PER UN FUTURO DIVERSO
Nel Caucaso non si giocano solo le sorti dei ceceni, ma anche quelle dei russi, intesi non come i cittadini della grande Russia o dell’Impero o della superpotenza, ma come uomini e donne che desiderano creare veramente le condizioni perché la loro casa sia prospera, i loro figli sereni.
Finora in Russia stenta a formarsi una società civile che rivendichi una partecipazione nella gestione della cosa pubblica e ponga dei limiti all’arroganza del potere. Perché ciò avvenga occorre tempo, occorrono enormi energie, occorre rinunciare alla facile tentazione di credere che il male, l’ostacolo alla propria felicità, sia in qualche luogo o in qualcuno fuori di noi: un tempo il nemico del popolo, adesso i ceceni o chi per loro.

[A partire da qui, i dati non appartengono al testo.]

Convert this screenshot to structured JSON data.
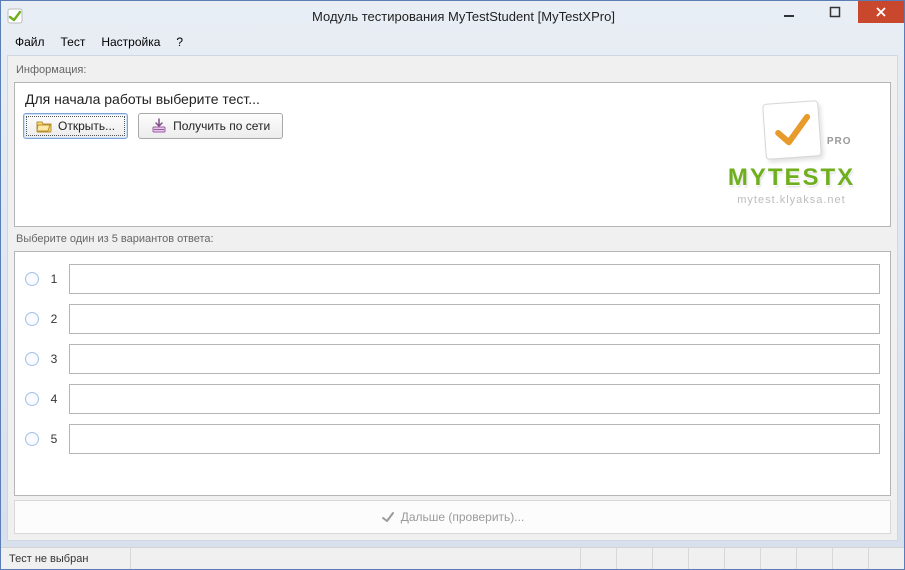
{
  "window": {
    "title": "Модуль тестирования MyTestStudent [MyTestXPro]"
  },
  "menubar": {
    "items": [
      "Файл",
      "Тест",
      "Настройка",
      "?"
    ]
  },
  "info": {
    "group_label": "Информация:",
    "prompt": "Для начала работы выберите тест...",
    "open_btn": "Открыть...",
    "network_btn": "Получить по сети"
  },
  "logo": {
    "brand": "MYTESTX",
    "pro_tag": "PRO",
    "url": "mytest.klyaksa.net"
  },
  "answers": {
    "group_label": "Выберите один из 5 вариантов ответа:",
    "options": [
      {
        "num": "1",
        "text": ""
      },
      {
        "num": "2",
        "text": ""
      },
      {
        "num": "3",
        "text": ""
      },
      {
        "num": "4",
        "text": ""
      },
      {
        "num": "5",
        "text": ""
      }
    ]
  },
  "next_button": "Дальше (проверить)...",
  "statusbar": {
    "text": "Тест не выбран"
  }
}
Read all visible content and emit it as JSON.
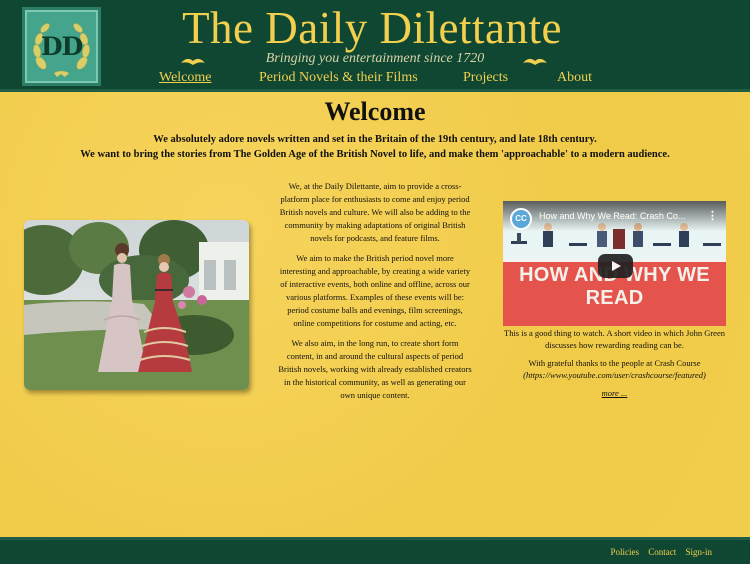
{
  "header": {
    "logo_text": "DD",
    "title": "The Daily Dilettante",
    "tagline": "Bringing you entertainment since 1720"
  },
  "nav": {
    "items": [
      {
        "label": "Welcome",
        "active": true
      },
      {
        "label": "Period Novels & their Films",
        "active": false
      },
      {
        "label": "Projects",
        "active": false
      },
      {
        "label": "About",
        "active": false
      }
    ]
  },
  "main": {
    "heading": "Welcome",
    "intro_line1": "We absolutely adore novels written and set in the Britain of the 19th century, and late 18th century.",
    "intro_line2": "We want to bring the stories from The Golden Age of the British Novel to life, and make them 'approachable' to a modern audience.",
    "paragraphs": [
      "We, at the Daily Dilettante, aim to provide a cross-platform place for enthusiasts to come and enjoy period British novels and culture. We will also be adding to the community by making adaptations of original British novels for podcasts, and feature films.",
      "We aim to make the British period novel more interesting and approachable, by creating a wide variety of interactive events, both online and offline, across our various platforms. Examples of these events will be: period costume balls and evenings, film screenings, online competitions for costume and acting, etc.",
      "We also aim, in the long run, to create short form content, in and around the cultural aspects of period British novels, working with already established creators in the historical community, as well as generating our own unique content."
    ],
    "photo_alt": "photo-two-women-period-costume"
  },
  "video": {
    "badge": "CC",
    "title": "How and Why We Read: Crash Co...",
    "headline": "HOW AND WHY WE READ",
    "caption": "This is a good thing to watch. A short video in which John Green discusses how rewarding reading can be.",
    "thanks": "With grateful thanks to the people at Crash Course",
    "thanks_link": "(https://www.youtube.com/user/crashcourse/featured)",
    "more": "more ..."
  },
  "footer": {
    "links": [
      "Policies",
      "Contact",
      "Sign-in"
    ]
  },
  "colors": {
    "header_green": "#0f4732",
    "accent_gold": "#f2cf4e",
    "background": "#f2cf4e",
    "video_red": "#e5534d"
  }
}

Non è una Cecenia ridotta a un fumante ammasso di rovine, ma trattenuta all’interno dei confini federali, che renderà la Russia più potente. Alla fine di questa guerra il paese si ritroverà più povero e disperato di prima. Le uniche ad accorgersene sembrano solo le madri dei soldati, che, unitesi in un comitato, fanno di tutto per difendere la vita dei propri figli e denunciare come essi vengano mandati allo sbaraglio da politici e generali irresponsabili.
I russi che pensano di guadagnarsi a poco prezzo un futuro migliore, risolvendo con le bombe il problema del Caucaso, non si rendono conto che è la loro casa a crollare insieme alle abitazioni cecene.